FAMILIENPOST
ONLINE

Aktueller Monat: Mai 2012


Horster Snatgang:

Geschichte macht Horster selbstbewusst

Nur an der Hitze kann es gelegen haben, dass die Besucherzahl beim „Snatgang“ des Geschichtsforums Nordsternpark nicht den Erwartungen der Organisatoren entsprach. Etwa 30 geschichtsinteressierte Teilnehmer ließen es sich trotz der brütenden Hitze nicht nehmen, vom Josef-Büscher-Platz aus historische Stätten und Wegen entlang der Strecke bis in den Horster Süden kennen zu lernen.

Snatgang1
Startpunkt war der Josef-Büscher-Platz

Anlass des Snatgangs war der 300. Jahrestag der feierlichen Besitznahme der Herrlichkeit und des Hauses Horst durch Freiherr Ferdinand von Fürstenberg.
Das Haus der Fürstenbergs war an diesem Tag vertreten durch seinen Chef, Adolf Freiherr von Fürstenberg.
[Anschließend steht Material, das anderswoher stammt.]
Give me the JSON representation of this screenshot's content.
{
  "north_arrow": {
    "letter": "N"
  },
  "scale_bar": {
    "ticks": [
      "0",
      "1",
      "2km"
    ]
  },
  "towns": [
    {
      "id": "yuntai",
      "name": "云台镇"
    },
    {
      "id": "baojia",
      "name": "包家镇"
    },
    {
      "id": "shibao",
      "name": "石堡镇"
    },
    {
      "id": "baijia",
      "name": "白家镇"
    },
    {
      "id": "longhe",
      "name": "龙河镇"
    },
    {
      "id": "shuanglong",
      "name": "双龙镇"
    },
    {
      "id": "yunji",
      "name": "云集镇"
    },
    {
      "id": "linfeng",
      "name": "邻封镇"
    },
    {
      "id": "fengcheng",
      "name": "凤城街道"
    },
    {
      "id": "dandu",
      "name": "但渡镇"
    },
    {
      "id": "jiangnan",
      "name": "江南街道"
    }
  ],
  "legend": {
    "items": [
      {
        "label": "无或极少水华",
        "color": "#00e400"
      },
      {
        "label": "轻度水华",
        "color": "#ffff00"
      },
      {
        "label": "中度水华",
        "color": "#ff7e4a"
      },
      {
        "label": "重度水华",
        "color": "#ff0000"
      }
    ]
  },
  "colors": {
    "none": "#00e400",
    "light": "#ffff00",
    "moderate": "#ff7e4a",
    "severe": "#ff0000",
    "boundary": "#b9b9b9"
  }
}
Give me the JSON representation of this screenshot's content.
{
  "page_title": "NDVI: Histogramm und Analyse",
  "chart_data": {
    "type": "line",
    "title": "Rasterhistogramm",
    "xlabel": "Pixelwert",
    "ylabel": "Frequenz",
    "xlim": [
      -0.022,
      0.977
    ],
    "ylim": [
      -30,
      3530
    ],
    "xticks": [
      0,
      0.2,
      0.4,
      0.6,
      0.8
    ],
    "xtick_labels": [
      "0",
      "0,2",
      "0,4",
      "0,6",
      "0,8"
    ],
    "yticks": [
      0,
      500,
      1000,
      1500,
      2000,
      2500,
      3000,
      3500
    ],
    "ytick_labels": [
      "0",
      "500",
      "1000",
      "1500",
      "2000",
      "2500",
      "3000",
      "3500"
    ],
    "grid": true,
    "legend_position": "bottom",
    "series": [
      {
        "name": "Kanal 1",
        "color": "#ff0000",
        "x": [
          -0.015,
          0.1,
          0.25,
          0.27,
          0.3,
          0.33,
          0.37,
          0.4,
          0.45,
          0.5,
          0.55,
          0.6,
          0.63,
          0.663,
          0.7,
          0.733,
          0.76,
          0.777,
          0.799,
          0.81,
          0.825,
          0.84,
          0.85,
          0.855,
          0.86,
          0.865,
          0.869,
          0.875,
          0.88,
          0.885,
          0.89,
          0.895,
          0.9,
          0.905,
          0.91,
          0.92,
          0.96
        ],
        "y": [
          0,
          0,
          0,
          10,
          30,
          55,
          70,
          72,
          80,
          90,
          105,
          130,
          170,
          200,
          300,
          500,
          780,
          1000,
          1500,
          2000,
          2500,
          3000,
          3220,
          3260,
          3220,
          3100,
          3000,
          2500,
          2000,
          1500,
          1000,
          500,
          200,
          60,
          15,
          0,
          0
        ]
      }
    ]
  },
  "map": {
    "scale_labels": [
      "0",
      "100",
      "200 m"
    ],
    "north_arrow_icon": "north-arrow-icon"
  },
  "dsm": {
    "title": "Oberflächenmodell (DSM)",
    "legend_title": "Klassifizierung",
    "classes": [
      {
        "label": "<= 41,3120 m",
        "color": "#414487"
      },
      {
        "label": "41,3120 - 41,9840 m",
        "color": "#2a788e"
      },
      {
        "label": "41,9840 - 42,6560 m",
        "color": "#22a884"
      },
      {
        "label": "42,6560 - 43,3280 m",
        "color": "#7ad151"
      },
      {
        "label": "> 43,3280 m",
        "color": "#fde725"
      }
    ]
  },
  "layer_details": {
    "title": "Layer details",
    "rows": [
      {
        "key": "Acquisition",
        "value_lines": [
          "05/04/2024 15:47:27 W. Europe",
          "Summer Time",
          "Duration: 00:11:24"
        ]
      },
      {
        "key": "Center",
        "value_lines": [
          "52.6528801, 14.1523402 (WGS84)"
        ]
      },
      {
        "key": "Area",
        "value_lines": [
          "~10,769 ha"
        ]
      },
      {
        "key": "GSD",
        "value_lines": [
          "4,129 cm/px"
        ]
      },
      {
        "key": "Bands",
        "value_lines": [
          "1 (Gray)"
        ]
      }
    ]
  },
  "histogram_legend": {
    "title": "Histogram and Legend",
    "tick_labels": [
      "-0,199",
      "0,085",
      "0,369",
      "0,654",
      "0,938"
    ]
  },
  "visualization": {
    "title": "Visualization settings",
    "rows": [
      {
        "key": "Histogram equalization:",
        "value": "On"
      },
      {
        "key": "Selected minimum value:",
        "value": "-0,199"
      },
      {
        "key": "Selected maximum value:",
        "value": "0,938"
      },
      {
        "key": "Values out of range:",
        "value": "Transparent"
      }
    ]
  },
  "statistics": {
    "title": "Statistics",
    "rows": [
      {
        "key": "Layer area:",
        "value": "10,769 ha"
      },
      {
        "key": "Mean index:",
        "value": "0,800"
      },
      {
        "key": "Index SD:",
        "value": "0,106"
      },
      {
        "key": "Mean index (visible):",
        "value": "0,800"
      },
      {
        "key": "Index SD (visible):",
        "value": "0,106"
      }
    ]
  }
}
Joachim Gill kam nicht nur, um an dieser Stelle über die Veranstaltung berichten zu können, sondern vertrat gleichzeitig als Bezirksvorsteher auch den urlaubenden Oberbürgermeister Frank Baranowski. Norbert Quick vertrat nicht nur die Orts-CDU sondern auch als dessen Sprecher den Festausschuss 725 Jahre Horst – und mehr!
Reinhold Adam, der mit Karl-Heinz Breil, Norbert Schäfer und Friedhelm Schwickert den Snatgang leitete, rief dazu auf, die über 1000-jährige Geschichte von Horst selbstbewusst in die Öffentlichkeit zu tragen.

Snatgang1
Überall an der Wegstrecke waren Spuren Horster Geschichte


Viele neue detailreiche Informationen gaben die Experten in Sachen Horst an ihre Gäste weiter. Es ging um finstere Hexenprozesse und Wasserproben aber auch um den ach so schönen Horster Stern vergangener Zeiten, um das 1964 abgerissene Rathaus, um das „Devensche Haus“, die Horster Theatergruppe, um Notkirche und Gesellenhaus. Viele Geschichten wurden erzählt. Der eine oder andere steuerte noch eine Anekdote bei.

Snatgang1
Die geschichtskundigen Führer hatten viel zu berichten


Es gibt noch viel mehr zu berichten – was aber den Rahmen an dieser Stelle sprengen würde. Wer mehr wissen will, ist herzlich zum Nordstern-Stammtisch am 28. Juli (Freitag) ab 16 Uhr im Bistro Nordsternpark eingeladen. Dort wird auch eine CD-Präsentation mit Fotos vom Snatgang gezeigt.
Bei dem damaligen Snatgang wurden die Grenzen des Besitzes festgelegt und die Grenzsteine gesetzt. Er endete dort, wo auch der Snatgang 2006 endete – etwa in Höhe der Emscher blieb Ferdinand mit den Stiefeln im Schlamm stecken.

Snatgang1
Einkehr im Bergbaustollen


Die Gruppe kehrte in der Gegend in den Bergbaustollen des Freundeskreises Nordstern ein und ließ sich von Wilhelm Weiß, Ernst-Peter Bechtloff und ihren Helfern bewirten. Der Bezirksvorsteher dankte artig für den sehr interessanten Nachmittag und der Freiherr dankte, weil ihm die Ehrenhauer-Würde verliehen wurde.

Snatgang1
Der Freiherr - hier mit dem Arschleder - ist jetzt Ehren-Hauer! Wilhelm Weiß (rechts) schlug mit der Pannschüppe zu. Links Ernst-Peter Bechtloff.